Isoform specific control of gene activity in vivo by the Drosophila ecdysone receptor.

The steroid hormone 20-hydroxyecdysone induces metamorphosis in insects. The receptor for the hormone is the ecdysone receptor, a heterodimer of two nuclear receptors, EcR and USP. In Drosophila the EcR gene encodes 3 isoforms (EcR-A, EcR-B1 and EcR-B2) that vary in their N-terminal region but not in their DNA binding and ligand binding domains. The stage and tissue specific distribution of the isoforms during metamorphosis suggests distinct functions for the different isoforms. By over-expressing the three isoforms in animals we present results supporting this hypothesis. We tested for the ability of the different isoforms to rescue the lack of dendritic pruning that is characteristic of mutants lacking both EcR-B1 and EcR-B2. By expressing the different isoforms specifically in the affected neurons, we found that both EcR-B isoforms were able to rescue the neuronal defect cell autonomously, but that EcR-A was less effective. We also analyzed the effect of over-expressing the isoforms in a wild-type background.

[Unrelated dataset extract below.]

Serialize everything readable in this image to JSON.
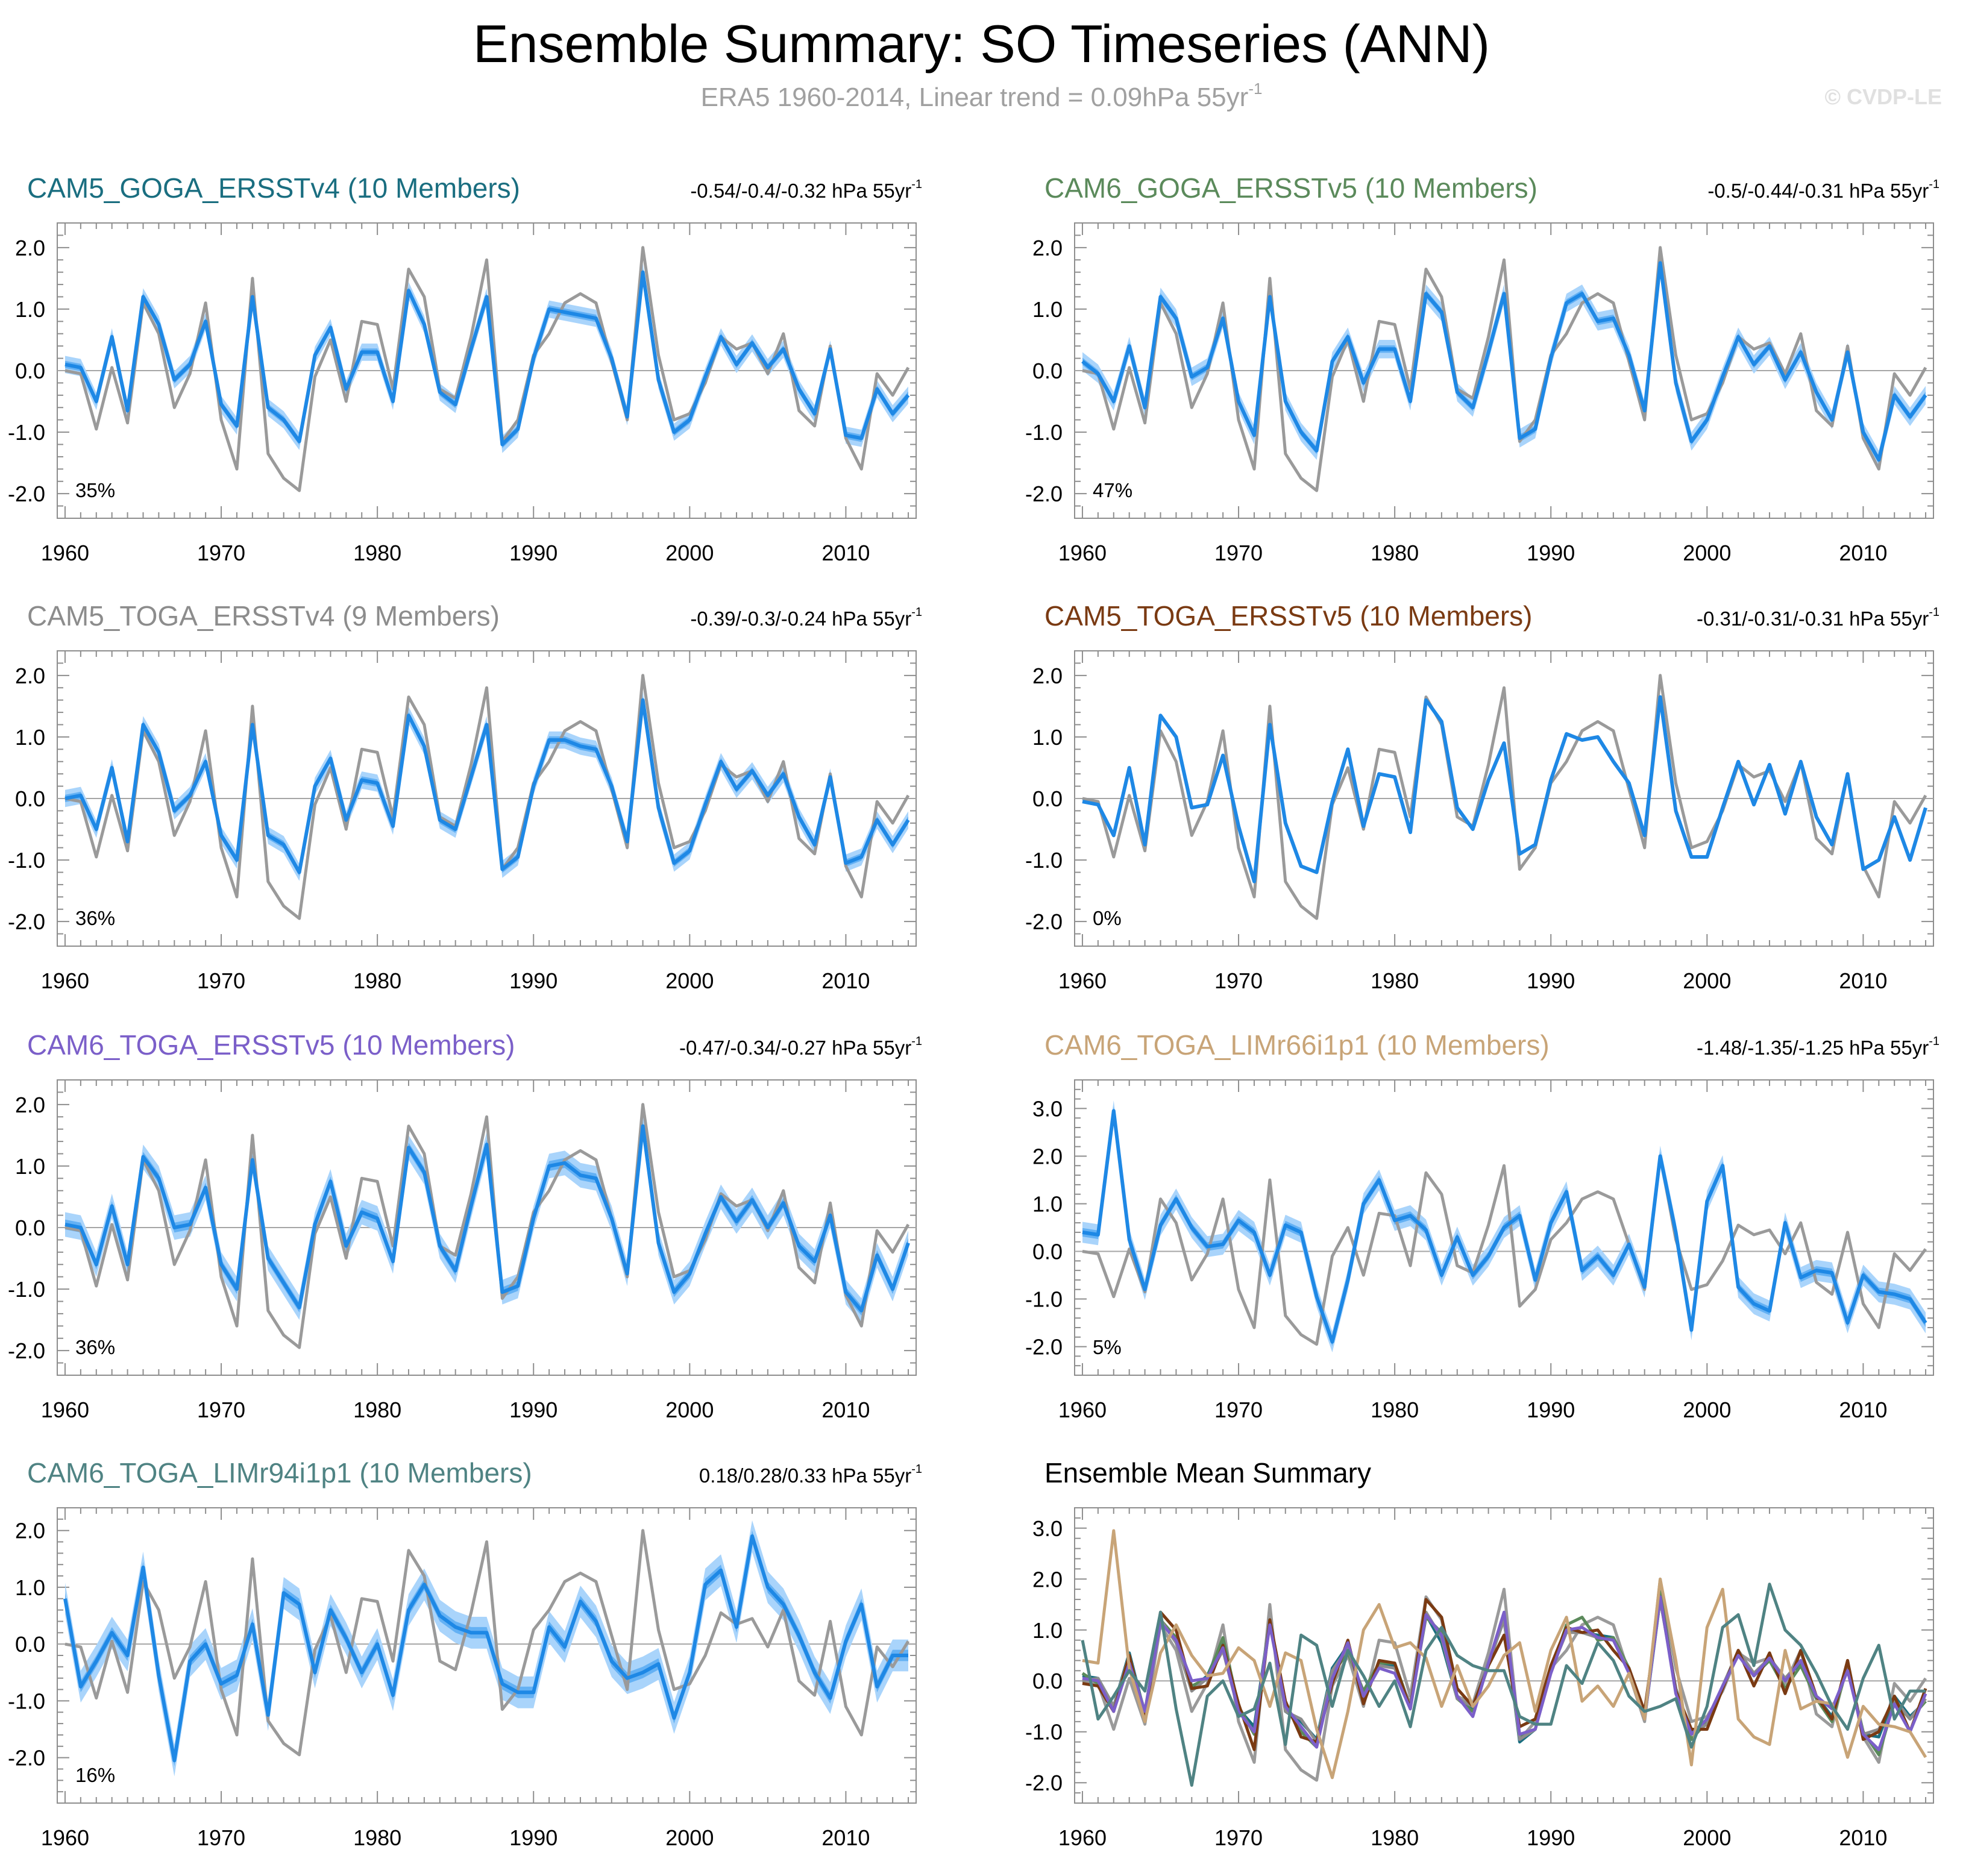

We determined a sensitive period when high levels of either EcR-B isoform were lethal, indicating that the low levels of EcR-B at this time are crucial to ensure normal development. Over-expressing EcR-A in contrast had no detrimental effect. However, high levels of EcR-A expressed in the posterior compartment suppressed puparial tanning, and resulted in down-regulation of some of the tested target genes in the posterior compartment of the wing disc. EcR-B1 or EcR-B2 over-expression had little or no effect.